Canterlot was gone. Equestria was gone. The whole damn planet was gone. Gone to his ravenous, bottomless, uncontrollable appetite. Cursed upon him by those idiotic unicorns who thought they could control it. And they couldn’t.

But neither could he.

He had eaten the sweets, he had eaten the inedible, he had even eaten the table. Yet his body had lusted for more, he had whined as he spread wing and flew into one of the scientists, the first of many tears dripping from his eyes as his hooves had pulled a shivering brown-coloured unicorn into his deep, dark maw.

Even as the belly below him grew, his hooves had dragged him along through the facility, even as some of those hooves found themselves dislodged from the floor, the others still dragged him along. The facility was consumed; the experiments, the potions and the people with it.

He had wept.
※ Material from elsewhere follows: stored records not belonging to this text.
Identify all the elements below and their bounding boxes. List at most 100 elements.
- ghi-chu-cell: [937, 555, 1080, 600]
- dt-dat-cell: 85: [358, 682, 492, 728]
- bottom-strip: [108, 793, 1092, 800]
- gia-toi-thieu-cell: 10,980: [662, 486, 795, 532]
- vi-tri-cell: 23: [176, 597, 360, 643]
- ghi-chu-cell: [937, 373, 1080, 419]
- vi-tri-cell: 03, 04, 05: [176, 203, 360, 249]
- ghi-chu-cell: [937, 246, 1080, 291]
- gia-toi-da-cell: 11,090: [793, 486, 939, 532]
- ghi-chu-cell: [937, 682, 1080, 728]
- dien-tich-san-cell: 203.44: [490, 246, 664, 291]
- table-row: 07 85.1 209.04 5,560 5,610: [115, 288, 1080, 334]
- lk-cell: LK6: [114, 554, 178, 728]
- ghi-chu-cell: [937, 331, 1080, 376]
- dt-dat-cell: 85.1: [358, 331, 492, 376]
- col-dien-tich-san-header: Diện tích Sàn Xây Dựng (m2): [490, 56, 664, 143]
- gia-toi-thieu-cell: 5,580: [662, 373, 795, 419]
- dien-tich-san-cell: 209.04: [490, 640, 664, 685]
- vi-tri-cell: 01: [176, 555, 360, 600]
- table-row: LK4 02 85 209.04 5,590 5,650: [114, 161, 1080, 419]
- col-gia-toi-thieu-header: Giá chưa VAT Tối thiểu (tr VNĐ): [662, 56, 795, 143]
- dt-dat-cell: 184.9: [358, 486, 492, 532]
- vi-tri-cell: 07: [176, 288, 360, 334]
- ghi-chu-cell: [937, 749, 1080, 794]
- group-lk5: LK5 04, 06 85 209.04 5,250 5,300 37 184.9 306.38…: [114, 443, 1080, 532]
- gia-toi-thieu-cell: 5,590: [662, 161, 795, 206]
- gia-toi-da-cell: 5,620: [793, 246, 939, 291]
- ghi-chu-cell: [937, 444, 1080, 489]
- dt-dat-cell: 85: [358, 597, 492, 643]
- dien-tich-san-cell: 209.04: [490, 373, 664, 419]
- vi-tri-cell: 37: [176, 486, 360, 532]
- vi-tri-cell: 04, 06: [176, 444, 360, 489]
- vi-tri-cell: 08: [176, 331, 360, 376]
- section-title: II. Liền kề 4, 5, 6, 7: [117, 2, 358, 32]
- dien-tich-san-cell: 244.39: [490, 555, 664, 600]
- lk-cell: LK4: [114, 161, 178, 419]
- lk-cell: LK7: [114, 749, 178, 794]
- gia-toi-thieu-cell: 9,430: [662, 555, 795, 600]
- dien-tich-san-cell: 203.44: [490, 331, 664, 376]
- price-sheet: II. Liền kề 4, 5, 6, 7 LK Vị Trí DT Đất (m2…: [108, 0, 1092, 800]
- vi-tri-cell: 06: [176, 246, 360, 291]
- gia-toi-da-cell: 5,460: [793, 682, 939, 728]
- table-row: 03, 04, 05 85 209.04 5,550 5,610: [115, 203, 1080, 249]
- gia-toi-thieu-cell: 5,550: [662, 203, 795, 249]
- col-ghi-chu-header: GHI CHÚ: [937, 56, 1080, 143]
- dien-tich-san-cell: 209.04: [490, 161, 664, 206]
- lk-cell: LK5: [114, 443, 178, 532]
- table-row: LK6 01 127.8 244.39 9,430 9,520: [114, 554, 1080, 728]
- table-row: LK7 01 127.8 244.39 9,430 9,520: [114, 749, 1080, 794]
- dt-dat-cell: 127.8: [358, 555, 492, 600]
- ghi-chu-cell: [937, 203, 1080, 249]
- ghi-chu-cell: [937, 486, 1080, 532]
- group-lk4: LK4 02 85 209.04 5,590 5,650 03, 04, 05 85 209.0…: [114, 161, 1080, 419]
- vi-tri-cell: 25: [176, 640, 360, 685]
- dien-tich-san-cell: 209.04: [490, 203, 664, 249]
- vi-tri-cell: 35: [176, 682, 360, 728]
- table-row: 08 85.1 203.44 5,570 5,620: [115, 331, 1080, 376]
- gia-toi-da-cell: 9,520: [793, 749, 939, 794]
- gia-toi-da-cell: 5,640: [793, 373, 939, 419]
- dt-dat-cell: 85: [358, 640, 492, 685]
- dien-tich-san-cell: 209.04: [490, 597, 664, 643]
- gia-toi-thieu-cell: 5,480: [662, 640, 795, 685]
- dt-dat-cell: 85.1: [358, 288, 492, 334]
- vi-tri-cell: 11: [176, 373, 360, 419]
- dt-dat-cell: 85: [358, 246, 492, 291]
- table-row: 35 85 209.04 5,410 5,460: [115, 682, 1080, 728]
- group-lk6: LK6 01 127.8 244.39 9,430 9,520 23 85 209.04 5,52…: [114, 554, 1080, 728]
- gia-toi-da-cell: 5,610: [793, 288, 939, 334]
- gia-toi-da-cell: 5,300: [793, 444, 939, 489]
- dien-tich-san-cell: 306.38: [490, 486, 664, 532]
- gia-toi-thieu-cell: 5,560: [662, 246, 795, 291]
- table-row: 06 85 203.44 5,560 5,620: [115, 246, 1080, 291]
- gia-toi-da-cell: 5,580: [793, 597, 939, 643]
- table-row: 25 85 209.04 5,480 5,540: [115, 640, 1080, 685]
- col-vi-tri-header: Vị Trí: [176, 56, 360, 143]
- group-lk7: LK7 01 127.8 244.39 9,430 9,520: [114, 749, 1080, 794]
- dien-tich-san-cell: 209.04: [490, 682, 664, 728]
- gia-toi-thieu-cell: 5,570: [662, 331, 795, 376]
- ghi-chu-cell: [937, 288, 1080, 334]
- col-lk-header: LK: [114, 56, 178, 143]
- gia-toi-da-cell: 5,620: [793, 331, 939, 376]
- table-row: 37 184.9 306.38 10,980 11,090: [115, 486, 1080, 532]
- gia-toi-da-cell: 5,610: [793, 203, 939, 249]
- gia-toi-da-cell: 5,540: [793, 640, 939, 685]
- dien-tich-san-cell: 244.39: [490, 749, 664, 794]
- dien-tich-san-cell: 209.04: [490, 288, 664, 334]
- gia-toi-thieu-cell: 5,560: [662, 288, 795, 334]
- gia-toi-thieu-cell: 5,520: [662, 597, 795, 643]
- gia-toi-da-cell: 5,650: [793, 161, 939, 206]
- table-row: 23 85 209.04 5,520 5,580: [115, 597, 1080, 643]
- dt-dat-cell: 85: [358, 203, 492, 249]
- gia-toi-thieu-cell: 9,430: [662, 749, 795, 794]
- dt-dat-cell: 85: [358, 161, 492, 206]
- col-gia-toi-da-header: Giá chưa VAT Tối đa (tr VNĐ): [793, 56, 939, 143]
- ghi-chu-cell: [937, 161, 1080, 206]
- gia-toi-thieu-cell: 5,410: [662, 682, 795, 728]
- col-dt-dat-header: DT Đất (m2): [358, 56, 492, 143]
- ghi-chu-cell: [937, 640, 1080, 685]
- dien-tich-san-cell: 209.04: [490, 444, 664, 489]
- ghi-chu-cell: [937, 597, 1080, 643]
He had wept so much back then, as he became an increasingly blobular being, his body disobeying his every conscious wish to stop, overruled by every subconscious demand to consume. Tears soaked his face and cheeks before getting lost somewhere down the metres of belly that had sprung forth.

The Air Force was called in from Cloudsdale. By the time they arrived, Canterlot was in ruins. By the time they had fled, much more of the landscape had been engulfed by his rapidly encroaching mass.

In the space of a few hours he had grown exponentially into a great, towering blob of pony, filled with ponies and cities and the tears of what he was being forced to do. His hooves and wings became naught but useless decorations, his cutie mark stretched perversely across his overindulged flanks. His vision clouded as it became swamped by his own cheeks, even the tears having nowhere to go now. The screams of his fellow ponies as they tried to flee ringing in his ears.

No matter how large he grew, no matter how much he resisted, his muzzle stayed against the ground, sucking up whatever matter – living or dead – had dared to be in the vicinity. Through some perverse magic or some other cosmic force, yet more found passage into him; although he could no longer see, he could still taste the familiar -the wetness of clouds, the tanginess of rainbows, and the sweetness of cupcakes – mixed with the new – the crunchiness of rocks, the dryness of woods, and the scalding heat of magma as he broke through the crust of the ground.

The magic protected him from the heat, forced it into him as indiscriminately as it had everything (and everyone) else. His being desired to ingest all, and the magic of the world had seen to it that it occurred through any means necessary.

He could not be sure of what he felt now. He could not tell which way was up, he could not tell which parts of him were exposed and which were covered, aside from the occasional recognisable mote of actual food he could not identify what of the seemingly infinite stream of all that existed seemed to pass through his lips. He wallowed in sadness, not even able to express himself in words nor tears. He was a cruel consequence of science, but a villain none the less.

And yet that infinite stream soon came to a stop, although the infinite sadness did not. Nothing to be seen, nothing to be felt.

The planet was gone, and in it’s place floated a pon.